WHAT HAS BEEN SYRIA’S REACTION?
Iranians and Israelis have been banned from flying to Syria, which is under new leadership since last month’s overthrow of longtime ruler Bashar al-Assad, an airport source said.
International flights resumed at Syria’s main airport in Damascus on January 7, almost a month after Islamist-led rebels ousted Assad after a lightning offensive.
Just a few airlines have since resumed or announced they will resume flights to Syria.
A Damascus airport source said the facility’s authorities told airlines operating in Syria not to allow Israelis and Iranians to board flights to the country.
WHAT ABOUT THE G7?
Leaders of the Group of Seven (G7) powers called the ceasefire deal in Gaza “a significant development” and urged Israel and Hamas to work on its “full implementation.”
“This is a significant development,” the G7 said in a statement, urging “all parties to engage constructively” in its next phases of talks “to help ensure its full implementation and a permanent end to hostilities.”
WHO WILL GOVERN GAZA?
This is perhaps the biggest unanswered question of the conflict.
Palestinian president Mahmud Abbas said the Palestinian Authority, which has partial administrative control in the Israeli-occupied West Bank, has completed preparations “to assume full responsibility in Gaza” after the war.
Israel has no definitive stance on post-war governance beyond rejecting any role for both Hamas and the Palestinian Authority.
Outgoing US Secretary of State Antony Blinken said Gaza should be under PA control.
Mohammad Mustafa called for the PA to be the sole governing power.
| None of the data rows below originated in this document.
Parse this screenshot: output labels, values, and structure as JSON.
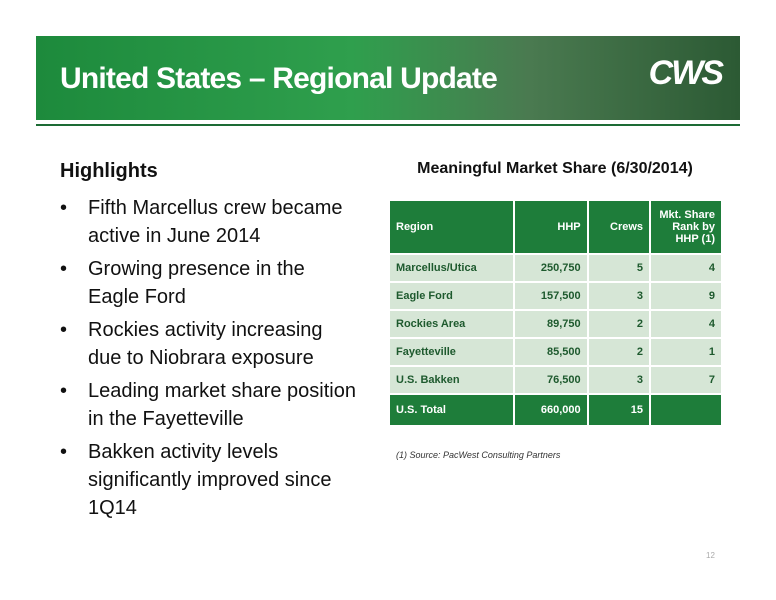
{
  "header": {
    "title": "United States – Regional Update",
    "logo": "CWS"
  },
  "highlights": {
    "heading": "Highlights",
    "bullets": [
      "Fifth Marcellus crew became active in June 2014",
      "Growing presence in the Eagle Ford",
      "Rockies activity increasing due to Niobrara exposure",
      "Leading market share position in the Fayetteville",
      "Bakken activity levels significantly improved since 1Q14"
    ]
  },
  "table": {
    "title": "Meaningful Market Share (6/30/2014)",
    "columns": [
      "Region",
      "HHP",
      "Crews",
      "Mkt. Share Rank by HHP (1)"
    ],
    "rows": [
      [
        "Marcellus/Utica",
        "250,750",
        "5",
        "4"
      ],
      [
        "Eagle Ford",
        "157,500",
        "3",
        "9"
      ],
      [
        "Rockies Area",
        "89,750",
        "2",
        "4"
      ],
      [
        "Fayetteville",
        "85,500",
        "2",
        "1"
      ],
      [
        "U.S. Bakken",
        "76,500",
        "3",
        "7"
      ]
    ],
    "total": [
      "U.S. Total",
      "660,000",
      "15"
    ],
    "footnote": "(1) Source: PacWest Consulting Partners"
  },
  "page_number": "12"
}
Previously the PA has only controlled the West Bank while Hamas has taken de facto control of the Gaza strip.
Mr Porat said there was an opportunity for the right forces to step in and create a better future for Palestinians, one that would not end in the death and destruction of its civilians.
Mr Porat said the longer term impacts of the war could present further opportunities because the war had delivered the opposite of what the architects of the October 7 terror attack had wanted.
“They were hoping for the demise of the State of Israel and what they got was the collapse of the Iranian network of terror,” he said.
“From Hamas to Hezbollah in Lebanon to the Shiite militias in Iraq to the Houthis and whatever.
WHAT HAPPENS IN THE REGION?
Mr Porat said one important development was the collapse of what Iranians called “The Ring of Fire” around Israel, which he described as an instability agent that had spread terror and hate throughout the Middle East.
“They now need to continue disabling the nuclear weapon threat coming out from Tehran and the extremist regime that takes away the freedom of women and preaches extremism,” he said.
“That should be the next step if we actually have any hope for real change in the Middle East.”
DID THE ELECTION OF DONALD TRUMP HELP?
Mr Porat said Palestinians ultimately considered incumbent US President Joe Biden weaker than Donald Trump, who ordered the killing of Iranian commander Qasem Soleimani in Iraq in 2020.
“The bottom line is that he [Biden] was considered by the Palestinians as weaker than Trump who comes in and promises hell if there’s no deal by the time he enters the White House,” he said.
“There’s credibility behind Trump that Biden could not provide.”
CAN WE LEARN ANYTHING FROM THE WAR?
Mr Porat said the main lesson from the past 15-months was that war and terror unleashed nothing but pain and misery.
“That is the lesson we should all learn,” he said.
“We see it in the streets of Melbourne and Sydney in the universities.
“We saw it with hate and antisemitism and the attacks on synagogues. That is the wrong path and it will only lead to the results nobody wants. That is the one take away from this war.”